No, I thought, I would not break this paradisal state; let us have it for a little longer; it did not matter if I procrastinated until later that night, or next week, so long as I was certain we should he happy.
Thus I did not ask her. Instead, in the thickness of near-sleep, in the luxury of fatigue, I began gossiping about people we knew. Her fingers touching my cheeks, she joined in on
e of those conspiracies of kindness that we entered into when we were at peace, as though out of gratitude for our own condition we had to scheme to bring the same to others. Was there anything we could do for Helen? And couldn’t we find someone for Gilbert Cooke? We were retracing old arguments, about what kind of woman could cope with him, when, suddenly recalling another aspect of my last talk with Lufkin, I broke out that Gilbert might soon have a different kind of problem on his hands.
I explained that, like me, he would be engaged in the negotiations over which firm to give the contract to – which, now that the decision had gone in favour of the project, was not just a remote debating point but something we should have to deal with inside a month. Just as Lufkin was too competent not to know my part in the negotiations, so he would know Gilbert’s; it might be small, but it would not be negligible.
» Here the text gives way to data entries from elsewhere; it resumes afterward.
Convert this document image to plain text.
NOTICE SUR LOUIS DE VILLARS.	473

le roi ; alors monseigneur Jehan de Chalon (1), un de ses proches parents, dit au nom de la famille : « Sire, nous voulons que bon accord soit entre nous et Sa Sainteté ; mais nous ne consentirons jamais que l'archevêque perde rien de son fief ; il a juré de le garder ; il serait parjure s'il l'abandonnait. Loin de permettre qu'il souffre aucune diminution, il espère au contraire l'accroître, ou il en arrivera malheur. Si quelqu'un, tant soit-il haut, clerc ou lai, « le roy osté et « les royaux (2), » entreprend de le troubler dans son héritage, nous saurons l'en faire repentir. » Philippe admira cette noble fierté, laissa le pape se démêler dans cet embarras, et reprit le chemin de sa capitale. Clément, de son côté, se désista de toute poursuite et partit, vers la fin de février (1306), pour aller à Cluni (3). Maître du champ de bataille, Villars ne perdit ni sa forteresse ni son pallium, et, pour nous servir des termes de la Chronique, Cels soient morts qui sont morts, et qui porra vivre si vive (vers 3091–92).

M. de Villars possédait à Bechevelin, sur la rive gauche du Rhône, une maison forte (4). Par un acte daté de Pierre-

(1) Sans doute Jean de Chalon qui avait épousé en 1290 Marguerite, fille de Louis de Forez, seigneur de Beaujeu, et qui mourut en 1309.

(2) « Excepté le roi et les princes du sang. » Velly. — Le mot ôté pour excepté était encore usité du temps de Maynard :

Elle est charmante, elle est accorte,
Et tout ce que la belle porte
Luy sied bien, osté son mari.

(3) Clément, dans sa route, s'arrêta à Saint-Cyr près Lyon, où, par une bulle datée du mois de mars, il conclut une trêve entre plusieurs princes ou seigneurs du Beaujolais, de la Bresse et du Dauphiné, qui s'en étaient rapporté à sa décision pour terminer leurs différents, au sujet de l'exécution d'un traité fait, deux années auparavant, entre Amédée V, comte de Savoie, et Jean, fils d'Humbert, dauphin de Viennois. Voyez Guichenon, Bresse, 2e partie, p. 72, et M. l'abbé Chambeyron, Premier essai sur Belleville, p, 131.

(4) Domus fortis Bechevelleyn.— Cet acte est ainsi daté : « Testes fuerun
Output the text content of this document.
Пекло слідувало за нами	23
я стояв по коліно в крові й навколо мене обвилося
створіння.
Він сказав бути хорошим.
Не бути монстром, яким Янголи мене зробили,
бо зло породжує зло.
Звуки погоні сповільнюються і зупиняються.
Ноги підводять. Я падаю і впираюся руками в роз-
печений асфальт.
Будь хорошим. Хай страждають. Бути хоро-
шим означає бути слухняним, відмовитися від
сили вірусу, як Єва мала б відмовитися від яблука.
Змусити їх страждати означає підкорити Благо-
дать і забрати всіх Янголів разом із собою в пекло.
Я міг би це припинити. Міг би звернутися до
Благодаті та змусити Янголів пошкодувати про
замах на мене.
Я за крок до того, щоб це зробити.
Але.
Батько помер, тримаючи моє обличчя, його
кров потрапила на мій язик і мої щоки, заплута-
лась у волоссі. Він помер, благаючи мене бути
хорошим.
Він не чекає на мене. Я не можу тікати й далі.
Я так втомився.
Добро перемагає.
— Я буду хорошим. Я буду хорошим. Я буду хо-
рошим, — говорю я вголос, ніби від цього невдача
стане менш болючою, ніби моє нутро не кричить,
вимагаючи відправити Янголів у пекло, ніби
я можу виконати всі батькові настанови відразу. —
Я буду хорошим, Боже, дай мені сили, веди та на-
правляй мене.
And Gilbert, after the war, would certainly wish to return to Lufkin’s firm: would he be welcome, if he acted against Lufkin now?
I told Margaret of how, right at the end of our tête-à-tête, when we were both tired and half-drunk, Lufkin had let fly his question about my future, and I still could not be sure whether it was a threat. Gilbert might easily feel inclined to be cautious.
Margaret smiled, but a little absently, a little uncomfortably, and for once brushed the subject aside, beginning to talk of a man she had just met, whose name I had not heard. He was a children’s doctor, she said, and I did not need telling how much she would have preferred me to live such a life. The official world the corridors of power, the dilemmas of conscience and egotism – she disliked them all. Quite indifferent to whether I thought her priggish, she was convinced that I should be a better and happier man without them. So, with a touch of insistence, she mentioned this new acquaintance’s work in his hospital. His name was Geoffrey Hollis; perhaps it was odd, she admitted, that so young a man should devote himself to children. He was as much unlike Gilbert as a man could be, except that he was also a bachelor and shy.
‘He’s another candidate for a good woman,’ she said.